Es que hablar es entre dos. Son dos cuerpos vibrando alternadamente. Soy yo tocándote con mi aire interior modelado en el horno de mi pensar, temer, proyectar, soñar y dudar, todo eso junto, en ese cálido hálito de precariedad deseante. Sos vos abrazado por mi fuego interno que soplás y volvés viento de verano la ráfaga innecesaria. Y al entregarme también un poco de tu aire vulnerablemente articulado me permitís ser la suave verde hoja que se estira lejos de su tallo raciocinante para cerrar los ojos y ser acariciada en el rostro por la gratuita alegría ondulante del ser sin interpretación pétrea que se interponga entre vos, yo, y este genuino ahora que es amor y aire.
Amor es tocarte con las manos asustadas que cuando encuentran tu cuerpo dan sus preguntas por contestadas.
Amor es no tener razón, o no saber si la tengo, pero tenerte a vos y saberlo.
Amor es que el diálogo no vaya a ningún lado, que no haya destino ni consenso. Y que la arbitrariedad patentizada de la tesis y su contrario sea evidencia de que el tiempo de palabras, gestos, síes y noés, esto y aquello, no es sino otro modo de nuestra interlocución que es distendido deseo, don de aire, tacto, mirada, otra forma de estar juntos, surfeando las olas de un malestar que es movimiento superficial en el calmo inmenso mar de este amor nuestro.
Es el elemento i-rracional, anterior a nuestras razones, el que se une al oxígeno e hidrógeno de la química de nuestros cuerpos.
Es el salto de fe… la frase afirmada. Es el sí de verte siempre tan hermoso.
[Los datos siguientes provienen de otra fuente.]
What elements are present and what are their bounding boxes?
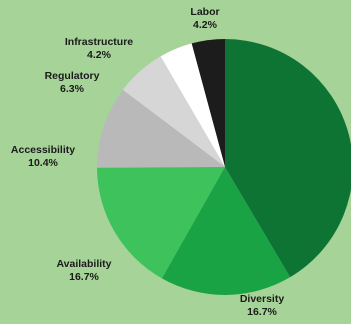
slice-label-accessibility: Accessibility 10.4% [11, 144, 75, 169]
pie-slice-availability [97, 167, 225, 279]
pie-slice-infrastructure [160, 43, 225, 167]
pie-slice-diversity [161, 167, 291, 295]
slice-label-regulatory: Regulatory 6.3% [45, 70, 100, 95]
slice-label-availability: Availability 16.7% [56, 258, 111, 283]
slice-label-diversity: Diversity 16.7% [240, 293, 285, 318]
pie-slice-labor [191, 39, 225, 167]
pie-slice-accessibility [96, 89, 225, 168]
pie-slice-unlabeled [225, 39, 351, 278]
slice-label-labor: Labor 4.2% [190, 6, 219, 31]
slice-label-infrastructure: Infrastructure 4.2% [65, 36, 133, 61]
pie-slice-regulatory [122, 56, 225, 167]
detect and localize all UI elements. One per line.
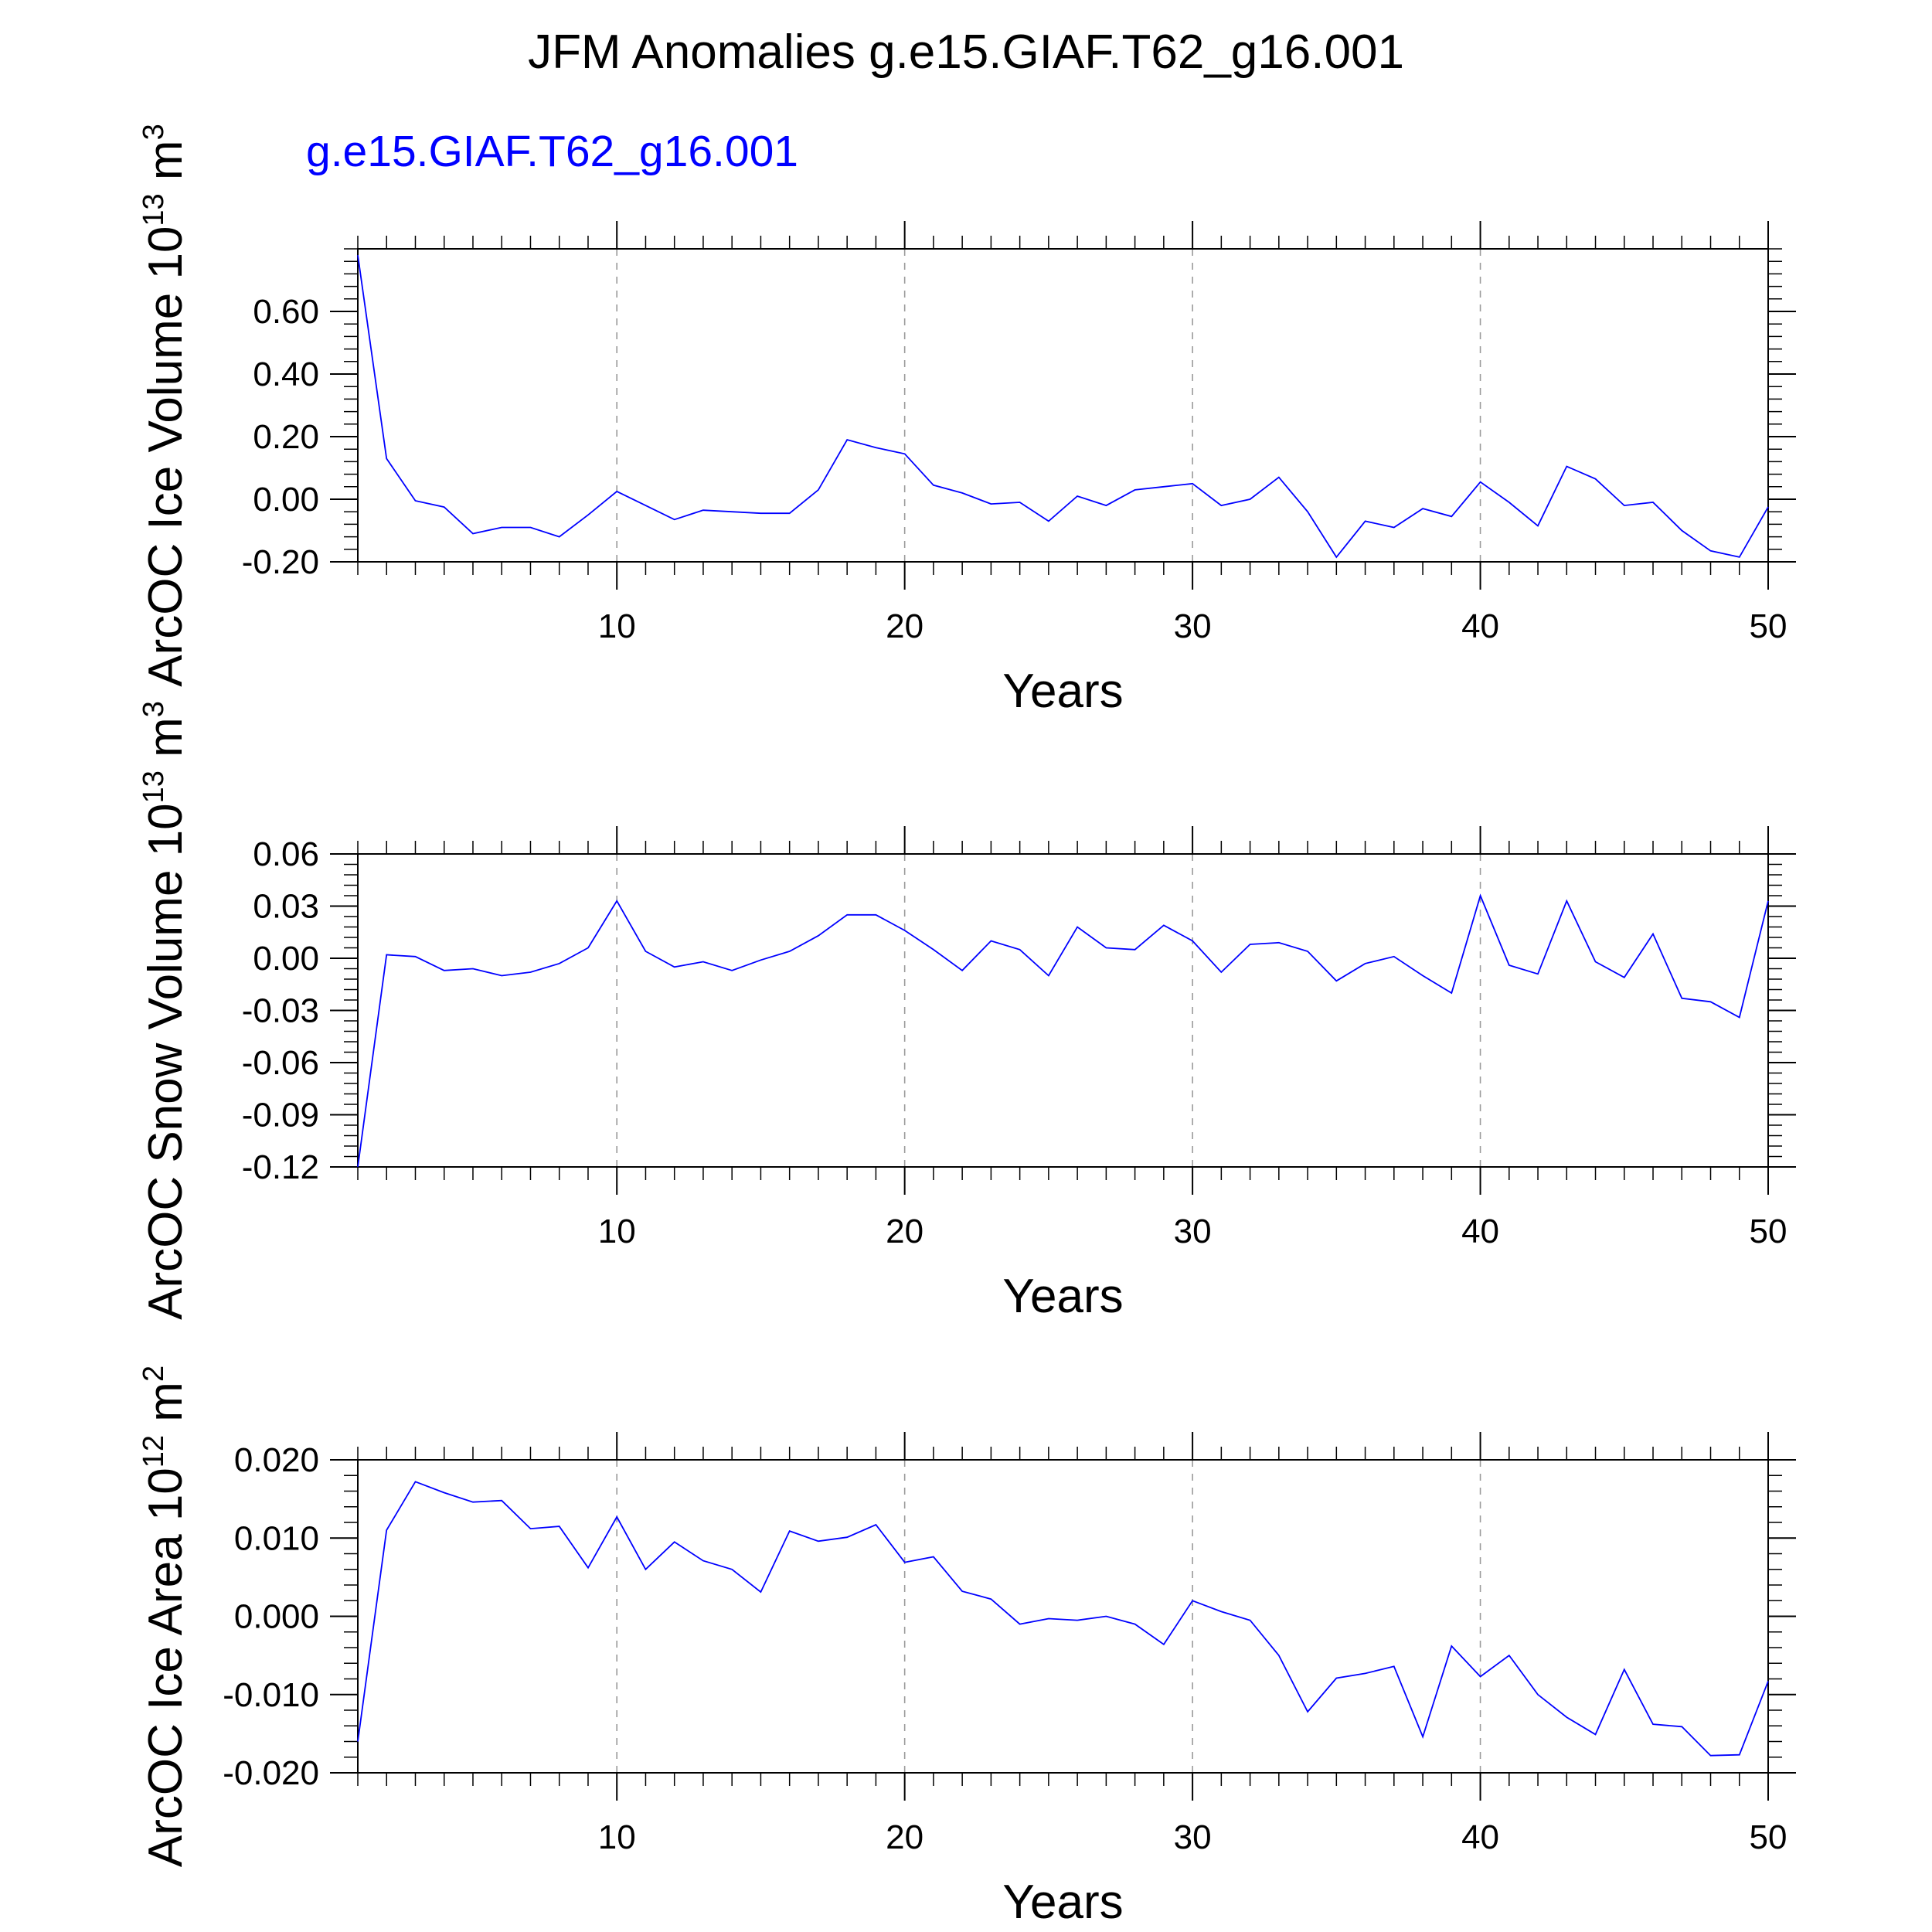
x-tick-label: 40 <box>1461 1818 1499 1856</box>
y-tick-label: 0.010 <box>234 1519 319 1557</box>
y-tick-label: 0.40 <box>253 355 319 393</box>
x-tick-label: 30 <box>1174 1213 1212 1250</box>
y-tick-label: 0.60 <box>253 293 319 331</box>
x-tick-label: 40 <box>1461 607 1499 645</box>
plot-frame <box>357 853 1769 1168</box>
y-axis-label-unit: m <box>139 717 192 770</box>
y-axis-label-text: ArcOC Snow Volume 10 <box>139 803 192 1320</box>
x-tick-label: 40 <box>1461 1213 1499 1250</box>
x-tick-label: 20 <box>886 1213 923 1250</box>
y-axis-label-exponent: 13 <box>138 770 170 803</box>
y-tick-label: 0.03 <box>253 888 319 926</box>
y-axis-label-unit-exponent: 3 <box>138 124 170 140</box>
series-line <box>357 254 1769 559</box>
y-axis-label-text: ArcOC Ice Area 10 <box>139 1468 192 1867</box>
chart-panel-3: 10 20 30 40 50 -0.020 -0.010 0.000 0.010 0.020 Yea… <box>138 1366 1796 1929</box>
x-tick-label: 30 <box>1174 607 1212 645</box>
y-tick-label: -0.09 <box>242 1097 319 1134</box>
y-tick-label: -0.06 <box>242 1044 319 1082</box>
series-line <box>357 893 1769 1168</box>
y-axis-label-exponent: 12 <box>138 1435 170 1468</box>
chart-panel-2: 10 20 30 40 50 -0.12 -0.09 -0.06 -0.03 0.00 0.03 0.… <box>138 701 1796 1323</box>
x-axis-label: Years <box>1002 1270 1123 1323</box>
y-axis-label-unit-exponent: 3 <box>138 701 170 717</box>
x-tick-label: 20 <box>886 1818 923 1856</box>
x-tick-label: 10 <box>598 1818 636 1856</box>
y-tick-label: -0.03 <box>242 992 319 1030</box>
y-tick-label: -0.010 <box>223 1676 319 1714</box>
plot-frame <box>357 248 1769 563</box>
series-line <box>357 1481 1769 1757</box>
y-tick-label: 0.020 <box>234 1441 319 1479</box>
x-tick-label: 10 <box>598 607 636 645</box>
x-tick-label: 50 <box>1750 1818 1787 1856</box>
x-tick-label: 50 <box>1750 607 1787 645</box>
y-axis-label: ArcOC Ice Area 1012 m2 <box>138 1366 192 1867</box>
figure-title: JFM Anomalies g.e15.GIAF.T62_g16.001 <box>528 26 1404 79</box>
y-tick-label: 0.000 <box>234 1598 319 1636</box>
y-axis-label-exponent: 13 <box>138 193 170 226</box>
x-tick-label: 50 <box>1750 1213 1787 1250</box>
y-axis-label-text: ArcOC Ice Volume 10 <box>139 226 192 687</box>
y-tick-label: 0.20 <box>253 418 319 456</box>
y-tick-label: 0.00 <box>253 481 319 519</box>
y-tick-label: -0.12 <box>242 1148 319 1186</box>
x-tick-label: 10 <box>598 1213 636 1250</box>
x-axis-label: Years <box>1002 1876 1123 1929</box>
x-tick-label: 30 <box>1174 1818 1212 1856</box>
y-axis-label: ArcOC Ice Volume 1013 m3 <box>138 124 192 686</box>
y-axis-label-unit: m <box>139 1382 192 1435</box>
series-legend-label: g.e15.GIAF.T62_g16.001 <box>306 127 798 176</box>
y-axis-label-unit-exponent: 2 <box>138 1366 170 1382</box>
x-tick-label: 20 <box>886 607 923 645</box>
chart-panel-1: 10 20 30 40 50 -0.20 0.00 0.20 0.40 0.60 Years ArcO… <box>138 124 1796 718</box>
plot-frame <box>357 1459 1769 1774</box>
y-axis-label-unit: m <box>139 140 192 193</box>
x-axis-label: Years <box>1002 665 1123 718</box>
y-tick-label: 0.00 <box>253 940 319 978</box>
chart-panels: 10 20 30 40 50 -0.20 0.00 0.20 0.40 0.60 Years ArcO… <box>138 124 1796 1929</box>
y-tick-label: 0.06 <box>253 835 319 873</box>
y-tick-label: -0.020 <box>223 1754 319 1792</box>
y-axis-label: ArcOC Snow Volume 1013 m3 <box>138 701 192 1320</box>
y-tick-label: -0.20 <box>242 543 319 581</box>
Es la aprobación a gritos de cada célula de mi cuerpo.
Más real que mis fantasmas, que se disfrazan de razones para simular ser entidad al menos abstracta, formal, ideal, mental.
Más real que las i-rrazones i-rreales que se maquillan, se adornan, se entrelazan y exclaman ser testigos denunciantes de la trama descubierta, la regularidad identificada, la trampa inminente, la cárcel preparada.
Pero la real carne de nuestro cuerpo uno en su interlocución vibrante emana el perfume de la verdad de nuestro distendido instante y arrasa como un mar henchido, electrificado, con todo obstáculo incorpóreo, con todo putrefacto compuesto de nada razonada, de idea intoxicada.
Ser dos en un silencio compartido de un abrazo a ojos cerrados, como si en el interior de los párpados y en el aquietarse del tímpano se pudiera a la vez ver y escuchar el “Sí” que todo lo decide.
El “Sí” a vos, amor… más real que mis fantasmas.